Water, water everywhere….
After surviving the scary experience of inching our way along the flooded train tracks going out of Bangkok in the black of night, we slept fitfully, worrying that we might get stranded and have to wade to safety through the stinky water. Read about that in my previous post: https://footeloosefancyfree.com/bankok-water-water-everywhere/ But dawn broke and the train was still trundling along through the sodden countryside. We arrived at Surat Thani about 2 hours late. Wherever you disembark in Thailand, people appear and are very much ‘in your face’, asking you where you are going and then herding you in the right direction, having pressed a sticker onto your shirt. Once you get used to this, you realize the system actually works well. So, like meek sheep, we boarded a minibus and headed for Khao Sok National Park. https://www.khaosok.com/
A No-No ride
We checked into our tree-house (yes, really! – booked for us by Sal) at Baan Khao Sok Resort.
In the afternoon we went for an elephant ride, D on Pepsi, and Sal and I on his Mom. This was in 2011. It was very muddy initially and then they walked up a small river. I couldn’t help feeling sorry for them and a bit guilty for doing this to them, but only gentle verbal encouragement by their mahoots was necessary to keep them moving. They were amazingly sure-footed and felt with their trunks before putting one foot in front of the other.
They loved the hose downs and the bananas fed to them at the end of the ride. Pepsi was a real character – hurrummphs when you said his name and he swayed from side to side on the ‘dance’ command.
They seemed genuinely content…..they more than likely weren’t….Recently I watched a video which showed the horrific cruelty used to train these elephants in Thailand. I was shocked and feel even more guilty about having done this when we were there. I am very happy that this has been banned now.
The VERY rustic Tone Tuey
The next day we went on an all day outing to the 165 sq. kms.
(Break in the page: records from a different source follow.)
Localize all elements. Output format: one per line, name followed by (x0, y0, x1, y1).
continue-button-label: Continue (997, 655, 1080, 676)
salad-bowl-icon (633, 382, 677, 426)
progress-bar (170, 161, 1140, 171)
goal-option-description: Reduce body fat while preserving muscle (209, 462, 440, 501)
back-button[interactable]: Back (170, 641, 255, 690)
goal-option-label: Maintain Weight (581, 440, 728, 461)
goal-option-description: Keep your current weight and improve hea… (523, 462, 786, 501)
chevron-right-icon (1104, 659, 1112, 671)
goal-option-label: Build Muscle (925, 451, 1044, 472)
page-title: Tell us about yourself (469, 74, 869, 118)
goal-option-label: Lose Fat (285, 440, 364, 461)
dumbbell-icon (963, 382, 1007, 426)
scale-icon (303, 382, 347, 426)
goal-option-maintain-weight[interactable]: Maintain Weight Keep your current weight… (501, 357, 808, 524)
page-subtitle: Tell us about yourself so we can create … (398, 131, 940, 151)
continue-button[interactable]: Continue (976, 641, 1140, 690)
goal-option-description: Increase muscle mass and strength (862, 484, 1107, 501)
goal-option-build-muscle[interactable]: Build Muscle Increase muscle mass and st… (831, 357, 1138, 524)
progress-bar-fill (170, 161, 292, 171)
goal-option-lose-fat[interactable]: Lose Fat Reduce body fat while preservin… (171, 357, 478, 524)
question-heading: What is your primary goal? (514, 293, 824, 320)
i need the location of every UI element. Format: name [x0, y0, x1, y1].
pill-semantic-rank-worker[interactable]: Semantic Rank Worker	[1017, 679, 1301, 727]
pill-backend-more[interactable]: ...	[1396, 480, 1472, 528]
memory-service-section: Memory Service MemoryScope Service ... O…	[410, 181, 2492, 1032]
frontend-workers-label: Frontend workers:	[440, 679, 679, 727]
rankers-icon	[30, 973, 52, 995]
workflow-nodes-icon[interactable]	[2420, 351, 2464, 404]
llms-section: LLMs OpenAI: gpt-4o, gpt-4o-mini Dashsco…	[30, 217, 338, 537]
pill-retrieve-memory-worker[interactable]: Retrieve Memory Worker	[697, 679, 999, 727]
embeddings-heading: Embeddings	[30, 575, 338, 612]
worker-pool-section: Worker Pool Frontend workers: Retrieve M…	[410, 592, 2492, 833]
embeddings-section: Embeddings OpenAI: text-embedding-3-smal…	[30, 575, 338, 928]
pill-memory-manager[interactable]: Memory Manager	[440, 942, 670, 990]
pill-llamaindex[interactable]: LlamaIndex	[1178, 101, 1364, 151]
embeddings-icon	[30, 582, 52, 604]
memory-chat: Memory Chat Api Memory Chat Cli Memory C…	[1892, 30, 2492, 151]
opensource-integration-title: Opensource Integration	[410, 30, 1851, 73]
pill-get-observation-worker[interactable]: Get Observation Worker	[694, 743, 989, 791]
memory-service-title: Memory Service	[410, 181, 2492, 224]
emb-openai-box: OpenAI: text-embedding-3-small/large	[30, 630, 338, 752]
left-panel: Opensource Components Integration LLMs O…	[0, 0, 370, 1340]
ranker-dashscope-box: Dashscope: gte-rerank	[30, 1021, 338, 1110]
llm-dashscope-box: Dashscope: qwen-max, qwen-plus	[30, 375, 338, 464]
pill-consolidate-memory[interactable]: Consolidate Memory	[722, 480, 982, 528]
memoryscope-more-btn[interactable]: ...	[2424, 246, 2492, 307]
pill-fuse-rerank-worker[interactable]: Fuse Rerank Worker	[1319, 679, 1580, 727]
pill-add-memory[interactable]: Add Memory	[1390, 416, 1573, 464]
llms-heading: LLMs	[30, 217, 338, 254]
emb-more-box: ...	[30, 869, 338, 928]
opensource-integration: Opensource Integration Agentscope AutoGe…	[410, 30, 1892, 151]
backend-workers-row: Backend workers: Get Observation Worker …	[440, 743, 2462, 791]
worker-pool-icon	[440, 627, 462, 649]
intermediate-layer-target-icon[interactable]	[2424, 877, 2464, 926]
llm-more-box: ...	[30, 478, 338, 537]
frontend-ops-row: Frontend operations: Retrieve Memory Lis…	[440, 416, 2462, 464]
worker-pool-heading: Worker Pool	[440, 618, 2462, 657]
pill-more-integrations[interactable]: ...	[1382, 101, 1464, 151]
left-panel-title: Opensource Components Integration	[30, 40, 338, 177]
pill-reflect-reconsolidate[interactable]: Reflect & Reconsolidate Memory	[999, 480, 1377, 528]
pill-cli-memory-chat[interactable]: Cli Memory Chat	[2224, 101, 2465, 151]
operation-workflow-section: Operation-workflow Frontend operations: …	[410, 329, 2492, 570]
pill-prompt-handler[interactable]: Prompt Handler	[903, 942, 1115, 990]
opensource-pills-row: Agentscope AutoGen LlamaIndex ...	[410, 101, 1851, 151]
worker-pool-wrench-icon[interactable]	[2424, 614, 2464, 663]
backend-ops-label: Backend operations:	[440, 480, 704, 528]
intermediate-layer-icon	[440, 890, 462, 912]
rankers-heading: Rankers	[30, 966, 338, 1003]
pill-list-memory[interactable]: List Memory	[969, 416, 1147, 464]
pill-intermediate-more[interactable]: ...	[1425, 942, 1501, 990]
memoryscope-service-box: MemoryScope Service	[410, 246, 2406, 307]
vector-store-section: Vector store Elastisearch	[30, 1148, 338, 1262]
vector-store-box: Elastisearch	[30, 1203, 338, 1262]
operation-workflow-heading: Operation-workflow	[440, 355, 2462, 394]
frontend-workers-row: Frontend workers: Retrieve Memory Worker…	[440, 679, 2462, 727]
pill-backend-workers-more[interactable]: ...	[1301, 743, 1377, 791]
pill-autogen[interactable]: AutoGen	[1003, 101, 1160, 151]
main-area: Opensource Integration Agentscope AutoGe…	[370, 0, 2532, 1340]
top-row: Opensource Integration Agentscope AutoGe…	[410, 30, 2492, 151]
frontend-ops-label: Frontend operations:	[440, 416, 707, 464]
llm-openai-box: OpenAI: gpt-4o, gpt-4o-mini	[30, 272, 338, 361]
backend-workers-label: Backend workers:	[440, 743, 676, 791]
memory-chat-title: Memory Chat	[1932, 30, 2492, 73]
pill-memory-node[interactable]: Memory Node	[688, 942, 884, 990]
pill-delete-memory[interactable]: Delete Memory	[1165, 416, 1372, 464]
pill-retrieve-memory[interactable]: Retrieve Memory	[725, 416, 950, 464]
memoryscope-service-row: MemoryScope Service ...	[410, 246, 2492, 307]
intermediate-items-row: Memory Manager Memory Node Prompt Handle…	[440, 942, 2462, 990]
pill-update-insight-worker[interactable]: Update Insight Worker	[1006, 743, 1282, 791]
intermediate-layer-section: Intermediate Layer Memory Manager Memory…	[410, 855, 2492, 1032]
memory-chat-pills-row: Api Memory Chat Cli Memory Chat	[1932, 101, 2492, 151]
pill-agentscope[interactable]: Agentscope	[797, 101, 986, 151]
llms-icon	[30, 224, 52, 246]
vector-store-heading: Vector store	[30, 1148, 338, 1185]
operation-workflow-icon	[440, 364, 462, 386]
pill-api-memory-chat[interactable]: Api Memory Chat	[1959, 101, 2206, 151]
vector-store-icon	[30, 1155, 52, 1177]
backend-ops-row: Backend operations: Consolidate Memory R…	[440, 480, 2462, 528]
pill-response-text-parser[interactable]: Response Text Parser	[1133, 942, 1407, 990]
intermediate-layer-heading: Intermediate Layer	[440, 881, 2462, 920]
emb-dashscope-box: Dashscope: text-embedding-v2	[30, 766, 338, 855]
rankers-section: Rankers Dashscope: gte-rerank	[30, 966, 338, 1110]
Cheow Lan Dam, built in 1982 for the generation of electric power. It feels like a lake. It was our first trip in a long-tail boat – so named because of the long shaft at the back with the prop at the end of it. (They are attractive but can be terribly noisy when scores of them are buzzing about and by the end of our Thailand trip we’d gone off them somewhat.)
The boat ride to the very rustic Tone Tuey huts and restaurant was beautiful; we skimmed our way across crystal clear water, weaving between spectacular limestone cliffs. https://khaosoklake.com/travel-item/ton-toey-raft-house-khao-sok-thailand-travel/
While waiting for the excellent lunch to be prepared, we paddled along a channel in kayaks and saw kingfishers, a terrapin and the wonderful spectacled monkeys.
Then we set off on a hike through the jungle to Nam Taloo cave. There was no briefing. What a baptism by fire for D’s and my new strap on sandals – we waded through many a river to get there. (D’s promptly fell apart afterwards.) I’m a bit disappointed to report that we didn’t have to pick off leeches – apparently there were plenty the day before.
We stopped at a small entrance/hole in the rock.Our guide had been carrying a waterproof bag. I’d asked him if it was a first-aid kit – for snake bites, twisted ankles perhaps. He looked surprised; ‘No’. Now he opened it and started taking out headlamps. Mine was very dim and D didn’t have one at all – he, being the gallant man that he is, said he’d be fine at the back with the lights up ahead of him. And in through the hole we crawled, having now been told that there was water in there and that it would get quite deep – our guide indicated chest height – most of us were in clothes not costumes…still we’d come this far…. We plunged on through the murky passage (pitch black without headlamps) our feeble circles of light revealing dripping walls with stalagmites and stalagtites.
It got deeper and deeper until eventually I, being rather short, couldn’t stand and had to swim.
Eventually we emerged into the main cave where we took the obligatory photos before heading back.
It was certainly an adventure, but would we have done it if we’d known? I think we three Feete and the other young Dutch guy would have, but the other older couple said not. Apparently there was a flash flood a few years ago and 7 people drowned. We’re not sure if that happened in that particular cave.
And now, in 2018, the dramatic and miraculous rescue of the teenage soccer team who got trapped in a cave in Thailand by a flash flood: Read about it here: https://www.nytimes.com/2018/07/12/world/asia/thailand-cave-rescue-seals.html
Guides are still taking tourists on the Nam Taloo hike. It is safe as long as you – and the guides – are sensible and play it safe. https://www.paddleasia.com/galleries/cave-index.htm
That night we had a wonderful dinner – and cocktails – at the Morning Mist Restaurant.
We went for a delightfully lazy kayak the next day; guides paddled us downstream and we saw an impressive mangrove snake above our heads, and lots of birds, including the always gorgeous kingfishers.
A storm in the afternoon put paid to doing a walk in the National Park. Sal and I had a cool down swim in the river next to the restaurant instead. And then it was off to the beach; we caught the minibus out of there, heading for Railay Beach, via Krabi.
Thanks to Sally and Dudley for their photos used in this post. Also, a couple taken by others on the hike.